The crowd had disappeared behind the bright lights but Caleb knew they were there. Just as he knew the cameras were there too. The background music started, the big camera panned across them slowly on its robotic boom, and Jordyn plucked the opening notes on her guitar. Caleb fell in behind the beat and joined her, and then even though they hadn’t rehearsed it, she smiled into the camera and said, “This is for all you lonely lovers out there.”

Then they began to sing.

Caleb sat on the edge of his bed with his elbows resting on his knees, one hand holding his bowed head while the other held the phone to his ear.

“Did Marj watch it with you? What did she think?”

“She loved it,” Jane said. “She gave you a standing ovation right here in our living room. Buttercup loved it too. You got three yips and a bark.”

“Did you vote?”

“Did we vote? We sat here texting for two hours. Or at least, I did. Marj has a landline and she ran over there and dialed the eight hundred number a hundred times. Don’t worry, baby. I know without a doubt that you’re going through. You sounded great. You looked great. Except, what was with that hat and that silly bell-bottomed suit?”

“Oh gosh, I know. It was terrible, right? Jordyn seems to think we need to court the country vote. Can you imagine? I’ve got mad respect for country music, but dressing like Jim Reeves is not really my thing.”

“Well,” Jane said, sighing into the phone, “when you’re entwined with someone else, you have to make sacrifices.”
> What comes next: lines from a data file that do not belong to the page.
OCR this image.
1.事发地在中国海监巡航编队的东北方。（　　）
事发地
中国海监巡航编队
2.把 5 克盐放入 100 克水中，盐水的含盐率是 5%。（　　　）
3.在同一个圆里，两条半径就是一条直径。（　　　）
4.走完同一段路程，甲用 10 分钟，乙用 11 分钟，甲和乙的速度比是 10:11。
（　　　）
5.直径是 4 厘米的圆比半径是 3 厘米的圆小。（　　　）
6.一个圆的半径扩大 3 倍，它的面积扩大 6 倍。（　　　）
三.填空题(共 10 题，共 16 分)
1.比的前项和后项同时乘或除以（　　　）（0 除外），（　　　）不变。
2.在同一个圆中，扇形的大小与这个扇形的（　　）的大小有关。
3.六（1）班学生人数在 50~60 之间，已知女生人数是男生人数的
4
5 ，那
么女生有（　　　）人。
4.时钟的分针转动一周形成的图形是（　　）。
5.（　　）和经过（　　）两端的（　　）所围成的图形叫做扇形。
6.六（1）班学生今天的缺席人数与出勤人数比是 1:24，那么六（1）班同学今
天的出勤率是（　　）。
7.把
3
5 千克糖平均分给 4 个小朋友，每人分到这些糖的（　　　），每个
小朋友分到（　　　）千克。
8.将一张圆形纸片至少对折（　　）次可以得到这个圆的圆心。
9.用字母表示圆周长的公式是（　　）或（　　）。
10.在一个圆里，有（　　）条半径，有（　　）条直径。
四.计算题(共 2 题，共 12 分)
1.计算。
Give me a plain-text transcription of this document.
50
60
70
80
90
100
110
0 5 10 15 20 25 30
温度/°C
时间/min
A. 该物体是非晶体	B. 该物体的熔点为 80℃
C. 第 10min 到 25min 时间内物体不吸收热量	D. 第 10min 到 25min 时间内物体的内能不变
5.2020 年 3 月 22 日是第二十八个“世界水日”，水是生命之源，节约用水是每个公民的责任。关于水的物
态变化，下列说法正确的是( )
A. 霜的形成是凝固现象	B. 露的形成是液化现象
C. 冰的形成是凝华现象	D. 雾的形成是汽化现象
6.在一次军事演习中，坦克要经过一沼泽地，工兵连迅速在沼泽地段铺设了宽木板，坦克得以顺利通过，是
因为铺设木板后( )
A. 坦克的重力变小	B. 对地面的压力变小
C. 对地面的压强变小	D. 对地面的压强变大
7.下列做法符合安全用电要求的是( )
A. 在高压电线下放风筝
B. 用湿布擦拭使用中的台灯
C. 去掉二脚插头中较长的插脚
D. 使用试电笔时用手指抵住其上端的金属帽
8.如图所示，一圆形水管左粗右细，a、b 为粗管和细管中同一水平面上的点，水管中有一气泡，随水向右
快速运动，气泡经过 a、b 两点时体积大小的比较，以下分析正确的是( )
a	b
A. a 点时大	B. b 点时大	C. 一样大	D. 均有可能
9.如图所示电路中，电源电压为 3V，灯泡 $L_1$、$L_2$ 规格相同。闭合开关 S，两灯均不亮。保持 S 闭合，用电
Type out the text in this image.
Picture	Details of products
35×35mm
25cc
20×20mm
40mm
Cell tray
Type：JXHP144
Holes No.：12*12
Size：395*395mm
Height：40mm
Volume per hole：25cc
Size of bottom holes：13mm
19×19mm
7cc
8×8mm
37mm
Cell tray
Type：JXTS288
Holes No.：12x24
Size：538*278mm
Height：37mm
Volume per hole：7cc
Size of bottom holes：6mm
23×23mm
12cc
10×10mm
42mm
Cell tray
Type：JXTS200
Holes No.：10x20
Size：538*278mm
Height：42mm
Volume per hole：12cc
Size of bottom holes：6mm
“Come on, Jane. I told you I didn’t pick the name. Jordyn didn’t either. It was the stupid producers.”

“I know, I know. I’m just razzing you. It’s a good name.”

“Well, knock it off,” he said. “I’m sick over this whole thing. I feel like a fraud or something. Like a sellout.”

“You’re not a sellout, baby. It’s only for TV.”

“It’s just that I miss you, Jane.”

“I miss you too. You know what I did today? I sure wasn’t getting my face powdered under any lights. I was walking my route and stepped in the biggest puddle of puke you’ve ever seen. Looked like hamburger meat and cottage cheese. And there was a trail of it leading to the culprit sleeping in a church doorway. Middle of the afternoon too. The smell followed me until I finally threw the shoes away and bought new ones.”

“I’m sorry, babe. That sucks. But what were you doing writing tickets at a church?”

“It’s on my route,” she said. “I walk where they tell me to walk. But I do have a confession for you.”

“Let me guess. You miss me so much that you voted for someone else, hoping I’d come home?”

“No, silly head. Although I do miss you. But it’s just the opposite. As I was passing the church, I prayed for you to win if you’re supposed to. Is that selfish and wrong?”

“Considering you had just stepped in a parishioner’s puke, I think you were entitled to one selfish prayer. Are you going to watch the results show tomorrow?”

“I can’t, baby. It’s Thursday. I work night shift downtown. But Marj said she’d watch and call me with updates.”

“Okay,” he said. “I’ll text you too if I can. Now I had better get some rest. I love you.”

“I love you too. And good luck.”

“Luck? I don’t need luck. I’ve got your prayers.”